Screwing the moneylenders


The PIGS are squealing.

Barely a day has passed this summer without rumour of sovereign debt default panicking already skittish markets. Greece would have defaulted without massive EU intervention, but even this hasn’t prevented fresh fear of Eurozone-wide contagion.

France is the latest casualty, with shares in its financial institutions paying a heavy price this week.

The Euro monument outside the ECB in Frankfurt, Germany By This photo (C) Lars Aronsson (Own work) [CC SA 1.0 (http://creativecommons.org/licenses/sa/1.0/)], via Wikimedia Commons

The spectre of sovereign debt default is not contained to the Eurozone. American politicians played a game of fiscal chicken as the US Treasury came within hours of being unable to service its multi-trillion dollar debt. Both sides eventually flinched, with emergency legislation being passed on 2nd August. Xinhua, the Chinese news agency and voice of US’s biggest creditor, was harsh in its assessment, stating that:

“It is time for the naughty boys in Washington to stop chicken games before they cause more damages.”
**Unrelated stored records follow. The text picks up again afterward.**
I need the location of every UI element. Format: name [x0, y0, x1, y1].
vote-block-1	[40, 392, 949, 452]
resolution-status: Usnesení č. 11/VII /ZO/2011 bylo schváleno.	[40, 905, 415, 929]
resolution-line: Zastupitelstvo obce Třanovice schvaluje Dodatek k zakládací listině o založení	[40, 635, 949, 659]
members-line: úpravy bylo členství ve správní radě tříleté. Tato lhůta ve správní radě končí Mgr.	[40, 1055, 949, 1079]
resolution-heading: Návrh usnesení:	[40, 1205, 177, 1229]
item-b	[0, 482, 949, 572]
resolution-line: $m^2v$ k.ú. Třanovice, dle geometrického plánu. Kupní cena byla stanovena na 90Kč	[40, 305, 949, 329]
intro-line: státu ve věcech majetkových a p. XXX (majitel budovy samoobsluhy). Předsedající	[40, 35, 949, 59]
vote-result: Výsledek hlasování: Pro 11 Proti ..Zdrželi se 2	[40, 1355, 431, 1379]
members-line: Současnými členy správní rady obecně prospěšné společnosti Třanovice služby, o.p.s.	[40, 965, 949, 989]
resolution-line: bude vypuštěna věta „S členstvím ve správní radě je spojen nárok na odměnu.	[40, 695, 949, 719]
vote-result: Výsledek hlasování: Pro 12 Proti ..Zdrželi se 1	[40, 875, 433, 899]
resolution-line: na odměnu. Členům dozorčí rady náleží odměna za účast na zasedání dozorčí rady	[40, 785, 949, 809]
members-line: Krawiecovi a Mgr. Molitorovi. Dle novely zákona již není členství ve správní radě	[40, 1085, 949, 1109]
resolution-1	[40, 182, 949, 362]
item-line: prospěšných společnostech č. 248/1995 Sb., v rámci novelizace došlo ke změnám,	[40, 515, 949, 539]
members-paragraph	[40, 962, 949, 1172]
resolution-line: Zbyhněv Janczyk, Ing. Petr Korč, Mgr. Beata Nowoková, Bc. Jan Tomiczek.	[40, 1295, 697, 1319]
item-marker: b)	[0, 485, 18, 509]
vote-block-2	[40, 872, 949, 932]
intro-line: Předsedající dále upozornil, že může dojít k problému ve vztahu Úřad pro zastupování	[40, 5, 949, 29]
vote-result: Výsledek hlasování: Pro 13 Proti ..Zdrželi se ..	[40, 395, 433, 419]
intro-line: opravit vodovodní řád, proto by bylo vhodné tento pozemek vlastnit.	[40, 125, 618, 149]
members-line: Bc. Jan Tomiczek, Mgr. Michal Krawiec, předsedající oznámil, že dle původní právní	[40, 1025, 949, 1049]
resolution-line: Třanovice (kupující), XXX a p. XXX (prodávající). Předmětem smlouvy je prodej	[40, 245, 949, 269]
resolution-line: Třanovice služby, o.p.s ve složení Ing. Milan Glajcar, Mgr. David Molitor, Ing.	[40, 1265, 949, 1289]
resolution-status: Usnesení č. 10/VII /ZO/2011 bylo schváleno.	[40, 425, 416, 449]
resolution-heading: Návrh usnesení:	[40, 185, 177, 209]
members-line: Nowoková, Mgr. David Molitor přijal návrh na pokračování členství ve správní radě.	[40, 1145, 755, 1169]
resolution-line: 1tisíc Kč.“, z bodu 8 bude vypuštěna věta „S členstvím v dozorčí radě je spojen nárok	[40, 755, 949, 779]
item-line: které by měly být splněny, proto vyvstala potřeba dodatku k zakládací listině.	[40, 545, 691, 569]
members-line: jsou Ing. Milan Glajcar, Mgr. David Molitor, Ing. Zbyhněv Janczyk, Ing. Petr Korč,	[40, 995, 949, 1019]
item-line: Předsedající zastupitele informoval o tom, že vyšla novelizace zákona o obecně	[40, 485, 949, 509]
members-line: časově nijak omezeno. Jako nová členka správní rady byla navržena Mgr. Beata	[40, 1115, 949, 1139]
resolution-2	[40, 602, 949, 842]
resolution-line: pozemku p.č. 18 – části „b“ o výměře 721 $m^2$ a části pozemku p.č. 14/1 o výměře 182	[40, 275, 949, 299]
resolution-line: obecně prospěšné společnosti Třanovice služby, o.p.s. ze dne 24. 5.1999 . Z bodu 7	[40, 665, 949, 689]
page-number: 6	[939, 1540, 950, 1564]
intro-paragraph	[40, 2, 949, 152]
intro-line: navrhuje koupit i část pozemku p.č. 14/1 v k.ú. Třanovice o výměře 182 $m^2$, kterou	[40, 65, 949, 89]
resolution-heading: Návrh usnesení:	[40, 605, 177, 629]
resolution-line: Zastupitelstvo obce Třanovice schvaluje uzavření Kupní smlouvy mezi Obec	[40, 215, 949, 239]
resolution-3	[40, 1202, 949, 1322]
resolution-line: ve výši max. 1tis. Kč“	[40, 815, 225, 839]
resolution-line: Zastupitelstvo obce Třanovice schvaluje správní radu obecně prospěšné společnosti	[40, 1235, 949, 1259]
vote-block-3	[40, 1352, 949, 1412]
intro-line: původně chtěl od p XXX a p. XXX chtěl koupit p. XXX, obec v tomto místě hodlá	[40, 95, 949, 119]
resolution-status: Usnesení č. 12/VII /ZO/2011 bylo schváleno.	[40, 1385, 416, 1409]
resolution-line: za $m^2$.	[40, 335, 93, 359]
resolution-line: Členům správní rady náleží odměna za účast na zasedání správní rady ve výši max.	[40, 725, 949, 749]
It might seem that such financial crises are a product of our financially interdependent and globalised age. But debt crises and sovereign defaults stretch back to when such lending was extended to city-states, kingdoms and empires and when sovereigns were, well, sovereigns.

Struzenegger and Zettelmeyer’s surprisingly accessible book on debt default reveals that the first recorded  sovereign debt default occurred in the fourth century B.C.

Temple of Isis, Delos By Bernard Gagnon (Own work) [CC BY-SA 3.0 (http://creativecommons.org/licenses/by-sa/3.0) or GFDL (http://www.gnu.org/copyleft/fdl.html)], via Wikimedia Commons

Ten out of the thirteen members of the Attic Maritime Association defaulted on loans issued by the Delos Temple. Whether these errant city-states were subject to divine wrath is not recorded, but their earthly representatives had a practical response – they took to lending to private concerns rather than public bodies.

This default kicks off a long recorded history of financial irresponsibility which has come full circle with today’s Greek crisis.

Debt default was the exception to the norm of dealing with financial problems by currency debasement. The Roman denarius started life in the Republic with an almost pure 4.5 grams of silver.

Silver denarius bearing the portrait of Emperor Nero Classical Numismatic Group, Inc. http://www.cngcoins.com [GFDL (http://www.gnu.org/copyleft/fdl.html) or CC BY-SA 2.5 (http://creativecommons.org/licenses/by-sa/2.5)], via Wikimedia Commons

By the time of Nero this had reduced to 3.8 grams, and the fall of Rome was highlighted by the coin being substituted for a bronze issue in the reign of Diocletian.

Henry VIII found himself desperately short of money as he pursued foreign conflict in the 1540s. The short term solution was a wholesale debasement of English coinage beginning in 1546.

By 1551, the silver content of the coins was barely a sixth of those minted in the reign of his father, Henry VII. The ‘golden age’ of Elizabeth was accompanied by a silver age for English coins, as quality and confidence in the currency were restored.

Currency manipulation was not a complete solution, however, and, ultimately, a day of fiscal reckoning would come. In 1345, Edward III of England repudiated his debt to the societies of the Bardi and the Peruzzzi in Florence, triggering a financial crisis that would ultimately cause the fall of these two great banking houses.

Edward III owed 900,000 florins to the Bardi, and 600,000 to the Peruzzi  – vast sums roughly equal to $6bn in purchasing power terms or $240m based solely on today’s value of the gold at stake.

Edward_III_(18th_century) See page for author [Public domain], via Wikimedia Commons

Defaults would become more common from the 16th century onwards. France and Spain lead a dubious club of European debtors, defaulting eight and six times respectively between 1500 and 1800.

The historical antecedents for the solvency of the PIGS are not promising. In modern times Portugal has defaulted five times (1837, 1841, 1845, 1852 and 1890), Greece four times (1826, 1843, 1860 and 1893), Italy once (1941) and Spain a whopping seven times (1820, 1831, 1834, 1851, 1867, 1872 and 1882).

The so-called Anglo-Saxon economies appear to be historically sounder bets – the UK and USA have never defaulted (although the 1840s did see public debt default in the USA as nine states either temporarily or permanently repudiated all or part of their debts (Maryland, Pennsylvania, Indiana, Illinois, Michigan, Arkansas, Louisiana, Mississippi, and the Territory of Florida form the roll of dishonour)).

All of this shows that sovereign debt defaults are nothing new. Even global financial interdependence is far from being a uniquely 21st century phenomenon  – think of those 14th century sun-baked Tuscans suddenly impoverished by royal command in a remote, rain lashed island far to the north.

Perhaps the long view gives some hope – sovereign debt default has happened with surprising frequency, yet the world keeps turning.